June 23–July 29, 2016
Opening: Thursday, June 23, 6–8pm
533 West 26 St
New York, NY 10001
T 1 212 714 9500
James Cohan is pleased to present Intimisms, a group exhibition that considers the continuing legacy of the Intimists. A group of late 19th and early 20th century artists that included Jean-Edouard Vuillard and Pierre Bonnard, the Intimists created jewel-like portraits of family and friends in richly-colored interiors during moments of domestic quietude. Organized with artist Aliza Nisenbaum, the exhibition features 26 historic, established, and emerging artists and is on view at the gallery’s Chelsea location from June 23 through July 29.
Included in the exhibition are paintings by Ellen Altfest, Joan Brown, Jordan Casteel, Susanna Coffey, Ben Degen, Louis Eilshemius, Nicole Eisenman, Jane Freilicher, Lucian Freud, Hope Gangloff, Anna Glantz, Heather Guertin, Heidi Howard, Ridley Howard, Sangram Majumdar, John McAllister, Alice Neel, Aliza Nisenbaum, Jennifer Packer, Ga Hee Park, Fairfield Porter, Giordanne Salley, Tschabalala Self, Sylvia Sleigh, Alison Elizabeth Taylor, Henry Taylor, and Patricia Treib.
Following the advent of the genre by its earliest French practitioners, artists have practiced successive modes of intimism inside rooms and behind closed doors, amongst friends and confidants, through diary entries and inner monologues, revealing confessions and secrets, all filtered through their aestheticized private view. The style privileges an artist’s ineffable affinities and communion with his or her subject, rather than emphasizing direct observation and storytelling. Intimisms considers the artists who champion this introspection, focusing on the interior spaces of their studios, living spaces, and bedrooms, while looking to friends, family, and lovers as subjects. Contemporary painters continue to press and stretch against the subtle confines of the genre, updating this endeavor for the 21st century.
For modern audiences, the most intimate moments are often posted, liked, and hashtagged instantaneously. How then are these previously private, sometimes clandestine, moments preserved in our era? Writing about a younger generation of painters working through the legacy of the Intimists, writer and curator Chris Sharp of Lulu in Mexico City raises doubts, “about the feasibility of intimacy, perceiving it less as a fact of life than an ethical mode, won through the increasingly rare act of paying attention.” For these artists, the act of painting actualizes and secures the personal intimacy they seek with their subjects.

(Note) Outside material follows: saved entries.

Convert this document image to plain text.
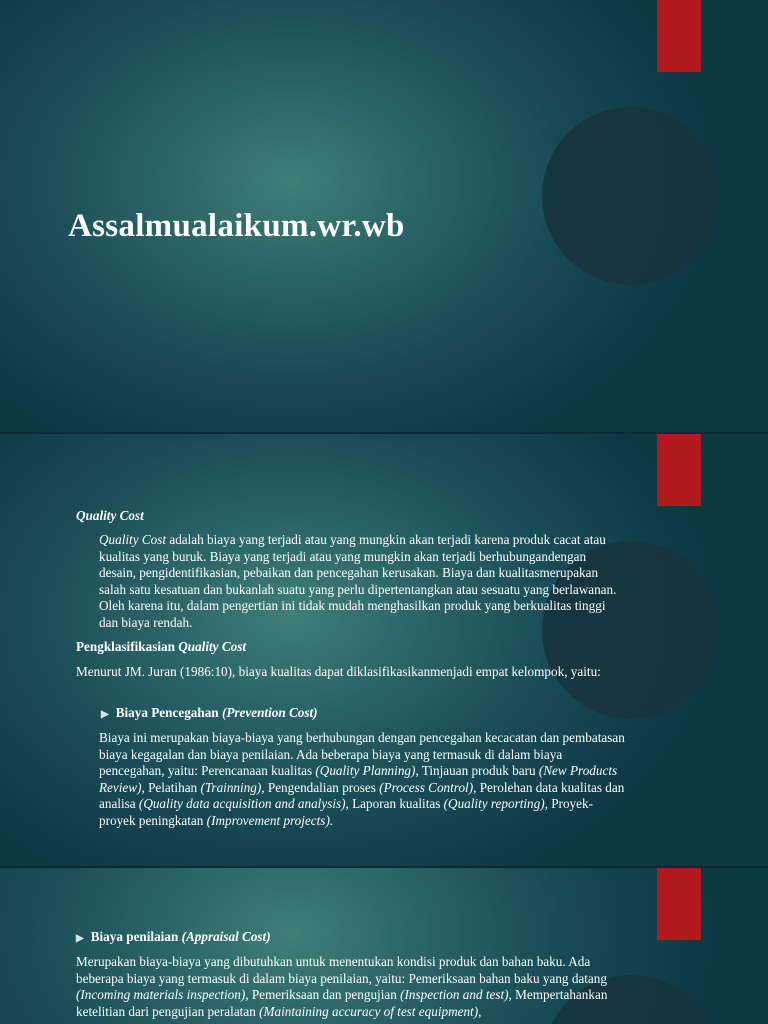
Assalmualaikum.wr.wb

Quality Cost

Quality Cost adalah biaya yang terjadi atau yang mungkin akan terjadi karena produk cacat atau kualitas yang buruk. Biaya yang terjadi atau yang mungkin akan terjadi berhubungandengan desain, pengidentifikasian, pebaikan dan pencegahan kerusakan. Biaya dan kualitasmerupakan salah satu kesatuan dan bukanlah suatu yang perlu dipertentangkan atau sesuatu yang berlawanan. Oleh karena itu, dalam pengertian ini tidak mudah menghasilkan produk yang berkualitas tinggi dan biaya rendah.

Pengklasifikasian Quality Cost

Menurut JM. Juran (1986:10), biaya kualitas dapat diklasifikasikanmenjadi empat kelompok, yaitu:

▶ Biaya Pencegahan (Prevention Cost)

Biaya ini merupakan biaya-biaya yang berhubungan dengan pencegahan kecacatan dan pembatasan biaya kegagalan dan biaya penilaian. Ada beberapa biaya yang termasuk di dalam biaya pencegahan, yaitu: Perencanaan kualitas (Quality Planning), Tinjauan produk baru (New Products Review), Pelatihan (Trainning), Pengendalian proses (Process Control), Perolehan data kualitas dan analisa (Quality data acquisition and analysis), Laporan kualitas (Quality reporting), Proyek-proyek peningkatan (Improvement projects).

▶ Biaya penilaian (Appraisal Cost)

Merupakan biaya-biaya yang dibutuhkan untuk menentukan kondisi produk dan bahan baku. Ada beberapa biaya yang termasuk di dalam biaya penilaian, yaitu: Pemeriksaan bahan baku yang datang (Incoming materials inspection), Pemeriksaan dan pengujian (Inspection and test), Mempertahankan ketelitian dari pengujian peralatan (Maintaining accuracy of test equipment),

Like Bonnard and Vuillard before them, these artists allow the physical interior to serve as a symbol for the soul and psyche, revealing that one’s personal viewpoint—a subjective view of reality—holds unique and vital meaning.
We would like to thank and credit Chris Sharp, from whose essay “Aliza Nisenbuam: Portraits, Letters, Books and Flowers,” this exhibition was in large part inspired.
Aliza Nisenbaum (b. Mexico City, Mexico) is a New York based artist. She is an assistant professor at Columbia University School of the Arts and has exhibited both in the United States and internationally. Recent exhibitions include Mary Mary, Glasgow, UK; White Columns, New York, NY; and Lulu, Mexico City, Mexico. Her work was also included in the Biennial of the Americas, Museum of Contemporary Art, Denver, CO; the Rufino Tamayo Painting Biennial, Museo Rufino Tamayo, Mexico City, Mexico; Fondazione Querini Stampalia, Venice, Italy; The Renaissance Society, Chicago, IL; and the Poor Farm, Manawa, WI.